As of yet, the Philippines has yet to pass legislation to protect asylum seekers. Despite this, the 1951 Refugee Convention—a UN multilateral treaty—stipulates existing provisions that facilitate the application process of refugees including acquiring the necessary documents, as well as the juridical status and refugee rights. These provisions, Santarita points out, are self-executory in nature and do not need an implementation of legislation. 

Practical affordances, however, are of concern. Accommodation is a recurring problem for asylum seekers as there are no refugee camps. But DOJ assures that arrangements with the Department of Social Welfare and Development, UNHCR, and willing non-governmental organizations can be facilitated for refugees.  

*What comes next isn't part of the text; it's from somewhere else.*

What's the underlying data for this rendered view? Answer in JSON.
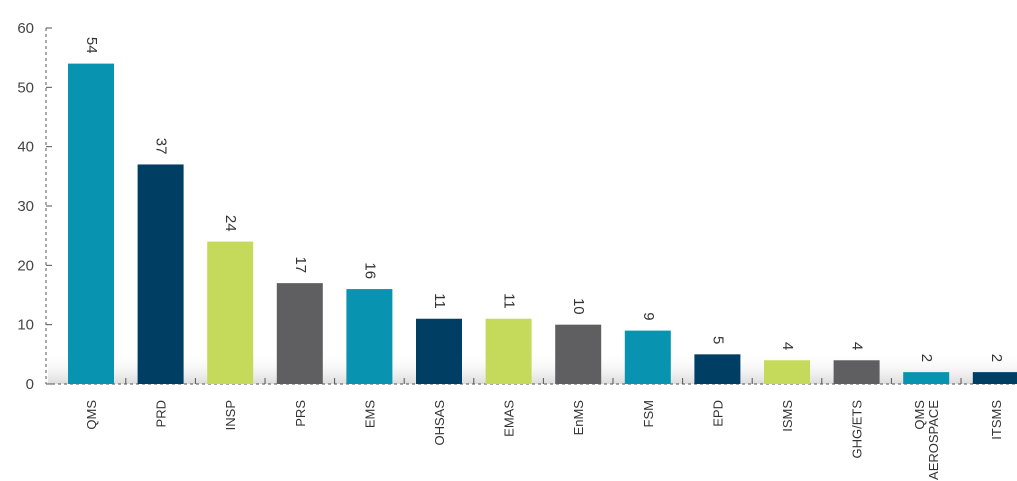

With monetary support also in question, Ortha declares, “We have to calculate also how we will be able to afford to support these asylum seekers; not all of them are well off, not all of them can support themselves while they’re in the Philippines,” emphasizing the number of Afghans the country will take in. 

The different considerations encompassing accepting refugees go beyond its practicalities as it is a political issue, with Sunga positing that considerations regarding refugee rights and benefits may become a grave matter.

“In a time of economic woes, usually people tend to look at noncitizens, they look at migrants as the source of problems in the Philippines,” she reasons.

While the Philippines has welcomed a handful of Afghan refugees, most of them are here for temporary shelter and will be seeking resettlement in another country. As explained, Afghans who only seek a temporary stay do not need to apply for refugee status.